Nigerian musician Cobhams Asuquo produced the 'No More Zero' UNICEF song. Credit: @cobhamsasuquo_Instagram
Le musicien nigérian Cobhams Asuquo a produit la chanson « No More Zero Dose » de l'UNICEF.
Crédit : @cobhamsasuquo_Instagram

Il a souligné que chaque enfant vacciné représente une génération sauvée de dangers potentiels, tout en apportant des avantages économiques tant aux familles qu’au pays dans son ensemble.

« Les coûts de traitement des maladies comme la pneumonie, la rougeole et d’autres infections sont bien plus élevés que ceux de la vaccination. Ce ne sont pas seulement les finances publiques qui en bénéficient, mais aussi les ménages. Au Nigéria, par exemple, la majorité des familles doivent payer les soins de santé de leur poche, et les médicaments sont souvent onéreux. Vacciner les enfants les rend moins vulnérables à ces maladies, ce qui permet aux familles d’économiser de l’argent », a-t-il expliqué.

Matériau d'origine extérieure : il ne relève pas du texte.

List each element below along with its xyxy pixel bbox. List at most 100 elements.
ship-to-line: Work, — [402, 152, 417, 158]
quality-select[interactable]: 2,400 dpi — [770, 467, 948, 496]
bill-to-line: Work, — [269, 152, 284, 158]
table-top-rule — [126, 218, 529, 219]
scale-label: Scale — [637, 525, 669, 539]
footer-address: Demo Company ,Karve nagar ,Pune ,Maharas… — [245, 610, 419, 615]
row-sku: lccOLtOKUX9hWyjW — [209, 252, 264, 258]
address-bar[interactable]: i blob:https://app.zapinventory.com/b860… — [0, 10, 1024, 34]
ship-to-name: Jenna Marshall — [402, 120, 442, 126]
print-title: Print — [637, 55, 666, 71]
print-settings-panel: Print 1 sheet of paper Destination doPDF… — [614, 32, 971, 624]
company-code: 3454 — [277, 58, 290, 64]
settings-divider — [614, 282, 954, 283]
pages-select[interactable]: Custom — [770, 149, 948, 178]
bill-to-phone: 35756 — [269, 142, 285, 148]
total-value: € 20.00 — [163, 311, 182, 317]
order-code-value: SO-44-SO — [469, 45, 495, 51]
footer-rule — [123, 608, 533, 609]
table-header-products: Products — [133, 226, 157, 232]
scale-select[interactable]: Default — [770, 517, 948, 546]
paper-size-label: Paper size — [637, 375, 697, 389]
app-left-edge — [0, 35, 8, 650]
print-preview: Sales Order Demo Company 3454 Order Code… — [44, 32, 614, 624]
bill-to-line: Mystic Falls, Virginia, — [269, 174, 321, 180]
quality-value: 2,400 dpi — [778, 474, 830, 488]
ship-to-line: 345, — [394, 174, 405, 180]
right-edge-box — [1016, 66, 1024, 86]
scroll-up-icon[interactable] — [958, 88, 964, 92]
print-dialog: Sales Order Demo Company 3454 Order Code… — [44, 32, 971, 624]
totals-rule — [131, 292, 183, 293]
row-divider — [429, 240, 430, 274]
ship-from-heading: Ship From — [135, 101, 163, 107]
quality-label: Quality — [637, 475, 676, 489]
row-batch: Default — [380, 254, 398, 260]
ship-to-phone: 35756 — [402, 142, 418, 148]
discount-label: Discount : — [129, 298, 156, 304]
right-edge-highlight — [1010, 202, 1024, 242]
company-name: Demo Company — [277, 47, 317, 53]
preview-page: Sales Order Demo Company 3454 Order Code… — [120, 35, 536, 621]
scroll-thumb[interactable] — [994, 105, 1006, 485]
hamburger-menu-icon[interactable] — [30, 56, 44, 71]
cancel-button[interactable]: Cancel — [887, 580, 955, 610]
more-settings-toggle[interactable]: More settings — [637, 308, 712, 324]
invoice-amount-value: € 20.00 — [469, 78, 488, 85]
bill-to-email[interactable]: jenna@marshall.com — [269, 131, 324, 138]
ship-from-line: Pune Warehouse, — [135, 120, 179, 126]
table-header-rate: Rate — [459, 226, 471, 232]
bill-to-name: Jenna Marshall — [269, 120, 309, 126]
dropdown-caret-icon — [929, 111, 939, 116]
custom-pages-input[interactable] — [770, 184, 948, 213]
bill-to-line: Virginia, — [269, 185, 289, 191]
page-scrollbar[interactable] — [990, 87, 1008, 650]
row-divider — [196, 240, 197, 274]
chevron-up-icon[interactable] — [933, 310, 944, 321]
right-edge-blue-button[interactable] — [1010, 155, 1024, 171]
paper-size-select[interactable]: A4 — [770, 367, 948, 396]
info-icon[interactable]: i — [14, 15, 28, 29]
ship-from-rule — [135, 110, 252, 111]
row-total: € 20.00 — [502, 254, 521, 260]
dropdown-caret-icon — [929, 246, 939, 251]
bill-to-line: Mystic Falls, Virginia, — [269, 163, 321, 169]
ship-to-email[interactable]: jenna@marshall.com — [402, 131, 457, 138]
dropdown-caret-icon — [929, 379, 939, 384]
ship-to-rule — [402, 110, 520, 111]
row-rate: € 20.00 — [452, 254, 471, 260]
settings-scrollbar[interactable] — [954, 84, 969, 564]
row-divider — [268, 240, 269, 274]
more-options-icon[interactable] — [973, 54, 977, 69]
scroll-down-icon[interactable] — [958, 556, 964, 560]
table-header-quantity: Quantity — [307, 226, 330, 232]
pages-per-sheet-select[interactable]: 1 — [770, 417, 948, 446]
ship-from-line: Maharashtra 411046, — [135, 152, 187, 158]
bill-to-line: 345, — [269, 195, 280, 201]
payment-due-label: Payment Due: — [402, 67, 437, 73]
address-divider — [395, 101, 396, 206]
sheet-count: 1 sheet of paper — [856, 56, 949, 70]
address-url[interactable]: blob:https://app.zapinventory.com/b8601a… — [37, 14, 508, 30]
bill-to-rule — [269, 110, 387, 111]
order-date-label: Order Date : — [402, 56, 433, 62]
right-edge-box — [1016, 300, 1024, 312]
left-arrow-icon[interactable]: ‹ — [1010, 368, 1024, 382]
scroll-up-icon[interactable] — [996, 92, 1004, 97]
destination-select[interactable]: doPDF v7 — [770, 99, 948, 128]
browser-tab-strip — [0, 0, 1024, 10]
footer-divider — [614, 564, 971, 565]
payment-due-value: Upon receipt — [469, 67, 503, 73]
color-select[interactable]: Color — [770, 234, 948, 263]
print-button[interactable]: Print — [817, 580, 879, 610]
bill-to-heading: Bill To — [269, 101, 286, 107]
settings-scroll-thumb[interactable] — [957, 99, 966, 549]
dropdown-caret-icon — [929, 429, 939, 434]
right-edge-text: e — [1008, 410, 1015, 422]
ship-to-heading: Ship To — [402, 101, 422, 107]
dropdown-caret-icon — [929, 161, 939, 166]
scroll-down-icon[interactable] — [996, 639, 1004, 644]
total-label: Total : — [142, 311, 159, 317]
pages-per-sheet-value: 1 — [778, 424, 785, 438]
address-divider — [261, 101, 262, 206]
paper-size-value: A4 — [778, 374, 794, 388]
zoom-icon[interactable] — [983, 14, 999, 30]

Il a également exprimé son enthousiasme pour la chanson No More Zero Dose. « Il existe des versions de la chanson dans plusieurs langues parlées au Nigéria, notamment l’anglais, le pidgin, le haoussa, et d’autres encore. Elle est largement diffusée sur les stations de radio locales, et je l’ai moi-même entendue. C’est une manière créative et efficace de faire passer le message sur les bienfaits de la vaccination. Même les familles les plus modestes possèdent souvent une radio, elles ne risquent donc pas de manquer le message.

Enfin, le pays doit absolument promouvoir l’éducation des filles sous toutes ses formes. Une fille instruite, une fois devenue mère, n’aura pas besoin qu’on lui explique l’importance de la vaccination pour son enfant », a conclu Onankpa.